Изменить размер шрифта - +

Уже почти стемнело, и дождь начинал лить не шутя. Поднялся ветер, сбивавший листья с клёнов за садовыми скамьями, листья неслись на улицу… На террасах домов за лугом горел свет. Горел он в ветхом коттедже, где жил вместе со своим сыном Джордж Коули; Тим заметил движение за тонкими занавесками. Он мгновение-другое наблюдал — да, там были мужчина и его сын, и выглядело это так, словно они разговаривали, но Тим знал, что там на самом деле происходит, и отвернулся к компьютеру.

Включив ноутбук, он подождал, пока тот загрузится. Компьютер работал здесь еле-еле, как во сне; словно Тим ждал, пока замёрзнет вода в чашке. Он слышал доносившийся снизу голос Грейси, потом включился стереопроигрыватель. Наверное, сестра решила, что музыка поднимет настроение Кавеху. Но Тиму музыка почему-то показалась ужасно гомосексуальной.

Наконец-то… Он открыл электронную почту и проверил, есть ли письма. И нашёл то, чего в особенности ждал. Тима беспокоило то, как будут развиваться события, но он не мог узнать об этом из материнского компьютера. Просто не мог.

И вот от «Той-фор-ю» пришло наконец предложение, на которое Тим рассчитывал. Он прочитал его и немного подумал. Он ведь ожидал и сам кое-что получить в ответ… И потому Тим быстро набрал сообщение, которое ему хотелось отослать уже много недель, всё то время, пока он общался с «Той-фор-ю».

«Да, но, если я это сделаю, мне нужно кое-что взамен».

Тим отправил письмо и невольно улыбнулся. Он точно знал, что именно хочет получить за ту услугу, которой ждали от него.

 

Камбрия, озеро Уиндермир

 

Ян Крессуэлл успел взять себя в руки задолго до того, как добрался до озера, поскольку ехать до берега было добрых двадцать пять минут. Но теперь ему только сильнее требовалась разрядка. Его скрытые чувства не изменились, и главным из них было чувство предательства.

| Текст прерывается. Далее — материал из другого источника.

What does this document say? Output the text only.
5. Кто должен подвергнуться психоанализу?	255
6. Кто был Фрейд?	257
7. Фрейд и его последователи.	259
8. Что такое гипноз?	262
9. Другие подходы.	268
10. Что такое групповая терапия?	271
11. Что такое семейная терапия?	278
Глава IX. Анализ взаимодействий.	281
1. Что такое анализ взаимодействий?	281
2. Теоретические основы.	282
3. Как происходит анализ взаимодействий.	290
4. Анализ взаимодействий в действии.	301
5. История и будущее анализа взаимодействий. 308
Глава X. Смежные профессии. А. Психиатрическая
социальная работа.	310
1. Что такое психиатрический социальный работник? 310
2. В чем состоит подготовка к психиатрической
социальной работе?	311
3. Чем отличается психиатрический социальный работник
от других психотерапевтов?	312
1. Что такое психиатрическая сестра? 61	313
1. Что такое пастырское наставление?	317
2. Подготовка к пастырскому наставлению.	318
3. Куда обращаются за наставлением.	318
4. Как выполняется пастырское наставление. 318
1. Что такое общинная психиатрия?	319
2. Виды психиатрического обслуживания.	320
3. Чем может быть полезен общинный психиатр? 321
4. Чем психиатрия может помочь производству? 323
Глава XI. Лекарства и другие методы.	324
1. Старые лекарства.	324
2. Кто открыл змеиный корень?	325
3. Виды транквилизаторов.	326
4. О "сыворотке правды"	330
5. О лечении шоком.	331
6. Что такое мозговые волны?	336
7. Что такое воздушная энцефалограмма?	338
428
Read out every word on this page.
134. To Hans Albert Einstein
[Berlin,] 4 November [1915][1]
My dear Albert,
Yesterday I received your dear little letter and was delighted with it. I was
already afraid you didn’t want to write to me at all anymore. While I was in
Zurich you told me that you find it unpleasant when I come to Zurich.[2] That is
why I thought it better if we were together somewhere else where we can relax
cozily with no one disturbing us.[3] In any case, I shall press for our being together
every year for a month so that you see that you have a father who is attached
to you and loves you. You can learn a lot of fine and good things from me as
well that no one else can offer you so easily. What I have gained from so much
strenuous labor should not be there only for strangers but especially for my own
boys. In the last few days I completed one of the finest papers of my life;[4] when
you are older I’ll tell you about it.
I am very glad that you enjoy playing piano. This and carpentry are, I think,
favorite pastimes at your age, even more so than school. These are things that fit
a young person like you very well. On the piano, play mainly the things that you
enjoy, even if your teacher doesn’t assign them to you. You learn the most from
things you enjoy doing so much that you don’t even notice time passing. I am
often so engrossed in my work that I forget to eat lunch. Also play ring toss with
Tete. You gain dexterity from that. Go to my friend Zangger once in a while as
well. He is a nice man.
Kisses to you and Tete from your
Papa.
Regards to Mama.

Слова Кавеха о том, что они находятся в разном положении, больше его не успокаивали. Поначалу — другое дело. Он был настолько опьянён Кавом, что тот факт, что молодой человек, похоже, сам и не собирается делать того, чего так успешно добился от Яна, просто не фиксировался в его уме. Яну было достаточно и того, что он ушёл из дома вместе с Кавехом Мехраном. Ему было достаточно того, что он бросил жену и детей ради Кавеха — так он твердил себе, — ради Кавеха и ради них обоих, чтобы наконец открыто стать тем, чем он был. Больше никаких тайных побегов в Ланкастер, никаких безымянных вечеринок, никакого безымянного секса, приносившего кратковременное облегчение, больше никаких случайных связей. Он занимался всем этим долгие годы, веря, что таким образом защищает других от того, в чём сам себе слишком поздно признался, когда уже ничего нельзя было изменить, — а теперь он понимал, что был предназначен именно для этого… И именно Кавех открыл ему глаза. Кавех тогда сказал: «Или они, или я», и вошёл в его дом и спросил: «Ты им скажешь или мне сказать?» И Ян, вместо того чтобы поинтересоваться: «Да кто ты такой и какого чёрта ты здесь делаешь?» — вдруг услышал собственный голос, говорящий то, чего требовал от него Кавех… и он ушёл, предоставив Найэм объяснять всё детям, если, конечно, она вообще собиралась что-то объяснять. А теперь он гадал: какого чёрта он тогда думал, и что за безумие на него накатило, и не случилось ли у него тогда настоящего психического расстройства?

Он гадал об этом не потому, что не любил Кавеха Мехрана, — нет, он всё так же желал этого молодого человека, желал с такой силой, что это походило на одержимость. Он гадал потому, что не мог перестать размышлять о том, что именно то мгновение сделало с ними всеми. И ещё он гадал потому, что не мог отделаться от мысли: что это может означать, если Кавех не делает для Яна того же, что сделал Ян ради него?

В глазах Яна заявление Кавеха выглядело куда более простым и не столь разрушительным, как для него, Яна.